Application lost connection to DB on 2017 Always On cluster
We have 3-node SQL 2017 Always On cluster with 2 x HA and 1 x DR. We experienced an application outage reported around 1:00 AM possibly because the listener was not available. When we troubleshoot at around 7:00AM, the symptom is that we were not able to connect to the affected SQL instance using SSMS on primary node #1. However, we were able to connect to the instance on secondary node #2.
On node #2, we can see that one of the application databases was in synchronizing state, whereas the other databases used by this app were synchronized. I don't know if it matters, but each of the app databases is dedicated to a different client location.

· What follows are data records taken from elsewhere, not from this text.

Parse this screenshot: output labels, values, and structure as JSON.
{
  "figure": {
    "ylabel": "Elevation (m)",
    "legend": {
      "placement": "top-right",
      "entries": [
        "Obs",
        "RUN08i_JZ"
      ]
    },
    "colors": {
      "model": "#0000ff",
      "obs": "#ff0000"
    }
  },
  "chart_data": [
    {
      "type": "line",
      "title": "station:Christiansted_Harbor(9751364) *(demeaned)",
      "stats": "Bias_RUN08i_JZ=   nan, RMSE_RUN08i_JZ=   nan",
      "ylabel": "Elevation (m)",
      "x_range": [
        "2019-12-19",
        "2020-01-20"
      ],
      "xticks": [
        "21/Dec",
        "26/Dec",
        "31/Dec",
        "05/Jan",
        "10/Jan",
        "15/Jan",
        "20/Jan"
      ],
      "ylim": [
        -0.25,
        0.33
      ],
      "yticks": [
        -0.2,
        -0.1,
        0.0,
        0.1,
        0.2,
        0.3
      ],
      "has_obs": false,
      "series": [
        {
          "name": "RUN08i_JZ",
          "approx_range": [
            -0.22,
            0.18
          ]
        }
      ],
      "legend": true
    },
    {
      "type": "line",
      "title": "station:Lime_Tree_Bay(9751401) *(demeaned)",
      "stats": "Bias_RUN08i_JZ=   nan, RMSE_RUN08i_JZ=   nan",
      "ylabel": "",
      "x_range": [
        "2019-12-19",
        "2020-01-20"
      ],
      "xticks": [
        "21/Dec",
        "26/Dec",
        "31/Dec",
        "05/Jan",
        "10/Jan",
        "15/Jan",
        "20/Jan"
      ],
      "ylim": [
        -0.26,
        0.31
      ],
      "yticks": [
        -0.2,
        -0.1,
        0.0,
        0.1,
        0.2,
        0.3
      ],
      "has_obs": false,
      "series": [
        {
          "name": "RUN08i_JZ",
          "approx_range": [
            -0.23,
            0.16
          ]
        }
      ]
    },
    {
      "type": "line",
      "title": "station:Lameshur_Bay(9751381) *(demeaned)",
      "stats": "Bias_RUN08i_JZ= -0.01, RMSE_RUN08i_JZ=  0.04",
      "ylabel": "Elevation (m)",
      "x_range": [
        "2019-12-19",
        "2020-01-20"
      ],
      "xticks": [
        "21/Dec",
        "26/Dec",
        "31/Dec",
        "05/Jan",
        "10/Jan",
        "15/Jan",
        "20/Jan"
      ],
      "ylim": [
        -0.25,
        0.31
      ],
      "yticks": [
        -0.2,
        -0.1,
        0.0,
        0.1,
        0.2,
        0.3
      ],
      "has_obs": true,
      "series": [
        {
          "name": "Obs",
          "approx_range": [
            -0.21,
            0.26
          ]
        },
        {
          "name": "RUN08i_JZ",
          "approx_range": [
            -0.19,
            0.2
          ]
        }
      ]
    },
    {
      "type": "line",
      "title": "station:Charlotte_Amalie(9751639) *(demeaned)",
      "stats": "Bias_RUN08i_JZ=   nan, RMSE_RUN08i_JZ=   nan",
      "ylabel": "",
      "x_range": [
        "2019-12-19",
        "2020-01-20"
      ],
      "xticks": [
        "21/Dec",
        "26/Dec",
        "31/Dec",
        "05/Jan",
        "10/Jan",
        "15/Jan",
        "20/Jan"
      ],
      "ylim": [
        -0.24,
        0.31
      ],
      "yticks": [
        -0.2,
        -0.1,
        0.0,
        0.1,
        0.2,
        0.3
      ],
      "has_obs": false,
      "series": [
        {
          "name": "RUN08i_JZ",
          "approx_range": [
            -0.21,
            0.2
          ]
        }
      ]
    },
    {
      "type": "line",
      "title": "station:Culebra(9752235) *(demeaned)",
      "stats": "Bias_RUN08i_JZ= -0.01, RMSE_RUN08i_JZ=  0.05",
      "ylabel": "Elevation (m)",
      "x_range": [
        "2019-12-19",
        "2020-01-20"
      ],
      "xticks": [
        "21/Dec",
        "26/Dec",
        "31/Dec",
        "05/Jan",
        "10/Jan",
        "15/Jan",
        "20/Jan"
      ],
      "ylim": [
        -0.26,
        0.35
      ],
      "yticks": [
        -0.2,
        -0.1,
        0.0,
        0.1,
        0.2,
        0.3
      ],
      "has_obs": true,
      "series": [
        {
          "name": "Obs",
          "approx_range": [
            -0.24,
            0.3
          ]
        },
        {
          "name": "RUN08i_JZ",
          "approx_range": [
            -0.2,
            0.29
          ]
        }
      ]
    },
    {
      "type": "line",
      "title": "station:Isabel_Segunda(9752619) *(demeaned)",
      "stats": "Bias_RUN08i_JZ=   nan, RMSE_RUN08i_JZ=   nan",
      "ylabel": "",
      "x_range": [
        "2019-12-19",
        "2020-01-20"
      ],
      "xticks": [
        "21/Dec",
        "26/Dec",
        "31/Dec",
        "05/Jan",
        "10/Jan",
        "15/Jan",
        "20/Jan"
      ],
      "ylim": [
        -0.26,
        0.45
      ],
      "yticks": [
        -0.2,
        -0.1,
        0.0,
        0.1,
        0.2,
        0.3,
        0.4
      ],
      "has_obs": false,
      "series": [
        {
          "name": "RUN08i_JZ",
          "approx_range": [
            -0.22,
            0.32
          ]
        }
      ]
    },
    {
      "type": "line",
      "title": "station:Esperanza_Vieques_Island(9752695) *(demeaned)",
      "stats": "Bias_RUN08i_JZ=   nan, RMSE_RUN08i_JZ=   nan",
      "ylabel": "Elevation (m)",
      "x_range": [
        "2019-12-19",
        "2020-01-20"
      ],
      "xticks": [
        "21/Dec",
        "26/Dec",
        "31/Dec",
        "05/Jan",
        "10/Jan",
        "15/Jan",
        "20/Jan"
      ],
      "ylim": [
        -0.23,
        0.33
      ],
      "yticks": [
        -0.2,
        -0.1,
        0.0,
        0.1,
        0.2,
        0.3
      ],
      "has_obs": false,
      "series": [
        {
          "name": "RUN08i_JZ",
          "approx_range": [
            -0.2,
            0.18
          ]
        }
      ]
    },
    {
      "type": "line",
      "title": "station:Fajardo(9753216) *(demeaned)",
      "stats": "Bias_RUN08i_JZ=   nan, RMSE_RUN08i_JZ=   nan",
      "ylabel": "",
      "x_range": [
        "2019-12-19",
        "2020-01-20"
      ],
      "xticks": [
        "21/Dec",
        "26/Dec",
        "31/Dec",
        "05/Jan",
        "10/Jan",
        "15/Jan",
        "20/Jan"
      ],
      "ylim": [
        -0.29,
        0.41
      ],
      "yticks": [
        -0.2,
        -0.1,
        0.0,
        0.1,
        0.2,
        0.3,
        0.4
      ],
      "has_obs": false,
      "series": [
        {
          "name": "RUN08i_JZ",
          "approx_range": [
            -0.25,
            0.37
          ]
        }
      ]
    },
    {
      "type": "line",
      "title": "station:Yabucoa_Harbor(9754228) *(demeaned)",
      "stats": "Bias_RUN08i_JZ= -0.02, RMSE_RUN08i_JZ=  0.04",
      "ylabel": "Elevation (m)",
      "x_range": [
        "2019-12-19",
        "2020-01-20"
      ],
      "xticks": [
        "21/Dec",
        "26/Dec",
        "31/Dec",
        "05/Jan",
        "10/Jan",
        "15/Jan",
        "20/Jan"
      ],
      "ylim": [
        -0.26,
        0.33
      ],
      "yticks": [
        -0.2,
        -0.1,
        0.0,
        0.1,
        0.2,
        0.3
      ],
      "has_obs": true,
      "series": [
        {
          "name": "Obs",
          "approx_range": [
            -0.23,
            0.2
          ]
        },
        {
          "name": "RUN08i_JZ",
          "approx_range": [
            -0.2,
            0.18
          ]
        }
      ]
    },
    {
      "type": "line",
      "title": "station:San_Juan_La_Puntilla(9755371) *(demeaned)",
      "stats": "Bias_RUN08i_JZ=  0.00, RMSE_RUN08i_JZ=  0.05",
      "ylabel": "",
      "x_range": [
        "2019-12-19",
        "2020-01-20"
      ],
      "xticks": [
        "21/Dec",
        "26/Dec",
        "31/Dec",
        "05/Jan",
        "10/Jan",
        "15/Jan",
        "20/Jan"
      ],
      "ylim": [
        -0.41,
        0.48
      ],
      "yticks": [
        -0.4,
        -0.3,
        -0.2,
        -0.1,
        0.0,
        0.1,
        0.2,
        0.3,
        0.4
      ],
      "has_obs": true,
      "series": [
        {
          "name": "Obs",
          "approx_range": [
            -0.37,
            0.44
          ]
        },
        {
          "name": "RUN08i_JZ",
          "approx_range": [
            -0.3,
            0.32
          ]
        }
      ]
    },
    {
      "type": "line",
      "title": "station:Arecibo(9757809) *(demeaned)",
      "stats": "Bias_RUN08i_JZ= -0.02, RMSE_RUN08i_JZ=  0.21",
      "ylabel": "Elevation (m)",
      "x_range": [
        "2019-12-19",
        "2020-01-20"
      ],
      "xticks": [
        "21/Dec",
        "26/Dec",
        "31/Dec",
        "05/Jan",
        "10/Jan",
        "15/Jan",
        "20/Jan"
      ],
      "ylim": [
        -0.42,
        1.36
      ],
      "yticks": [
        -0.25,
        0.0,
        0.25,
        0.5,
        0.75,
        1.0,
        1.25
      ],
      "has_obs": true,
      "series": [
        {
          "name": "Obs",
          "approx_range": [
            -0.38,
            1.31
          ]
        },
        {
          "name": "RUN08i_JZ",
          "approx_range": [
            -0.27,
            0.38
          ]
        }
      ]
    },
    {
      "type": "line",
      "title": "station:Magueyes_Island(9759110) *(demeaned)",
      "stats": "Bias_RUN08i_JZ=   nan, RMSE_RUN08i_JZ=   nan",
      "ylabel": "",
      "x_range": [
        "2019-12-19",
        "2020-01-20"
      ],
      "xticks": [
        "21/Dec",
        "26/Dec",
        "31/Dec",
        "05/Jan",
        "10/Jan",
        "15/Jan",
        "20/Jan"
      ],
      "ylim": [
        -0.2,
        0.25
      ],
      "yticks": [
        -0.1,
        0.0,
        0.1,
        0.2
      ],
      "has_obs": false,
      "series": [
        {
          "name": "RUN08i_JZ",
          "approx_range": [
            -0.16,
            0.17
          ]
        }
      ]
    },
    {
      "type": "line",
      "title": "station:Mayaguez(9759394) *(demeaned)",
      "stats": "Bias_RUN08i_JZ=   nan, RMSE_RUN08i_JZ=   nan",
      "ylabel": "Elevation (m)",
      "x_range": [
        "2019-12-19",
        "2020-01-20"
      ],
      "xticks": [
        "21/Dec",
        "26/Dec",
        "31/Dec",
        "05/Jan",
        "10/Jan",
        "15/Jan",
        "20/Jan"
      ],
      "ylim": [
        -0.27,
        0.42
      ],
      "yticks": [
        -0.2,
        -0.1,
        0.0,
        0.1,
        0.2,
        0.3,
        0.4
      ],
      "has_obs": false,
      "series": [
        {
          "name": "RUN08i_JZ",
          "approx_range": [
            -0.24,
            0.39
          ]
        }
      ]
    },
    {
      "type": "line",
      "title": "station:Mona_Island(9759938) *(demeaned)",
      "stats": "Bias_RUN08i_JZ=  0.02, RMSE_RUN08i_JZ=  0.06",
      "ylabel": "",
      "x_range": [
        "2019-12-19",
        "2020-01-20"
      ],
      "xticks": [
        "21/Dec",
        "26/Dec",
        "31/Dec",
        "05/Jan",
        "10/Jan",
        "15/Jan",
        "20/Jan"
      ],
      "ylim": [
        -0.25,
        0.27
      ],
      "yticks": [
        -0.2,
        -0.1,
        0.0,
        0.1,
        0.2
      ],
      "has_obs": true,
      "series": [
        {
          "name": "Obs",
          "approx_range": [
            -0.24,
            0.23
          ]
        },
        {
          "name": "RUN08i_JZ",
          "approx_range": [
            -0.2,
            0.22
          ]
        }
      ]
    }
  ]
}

We resolve the application outage by restarting SQL service on the secondary HA node #2. Then the app could connect and we could open the instance in SSMS on the primary.
In the AlwaysON_health extended event on node #1, we see some event records at 11:00 PM and the detail says:
Event: hadr_db_partner_set_sync_state
commit_policy: WaitForHarden
commit_policy_target: DoNothing
Sync_state: NOT
Then 20 minutes later:'
Event: hadr_db_partner_set_sync_state
commit_policy: WaitForHarden
commit_policy_target: WaitForHarden
Sync_state: LOG
Can anyone enlighten me on what's going on in this scenario and the root cause? Why would we not be able to open the instance in SSMS on node one when only one of the app DBs was not synchronizing? How to monitor and alert if this happens in the future?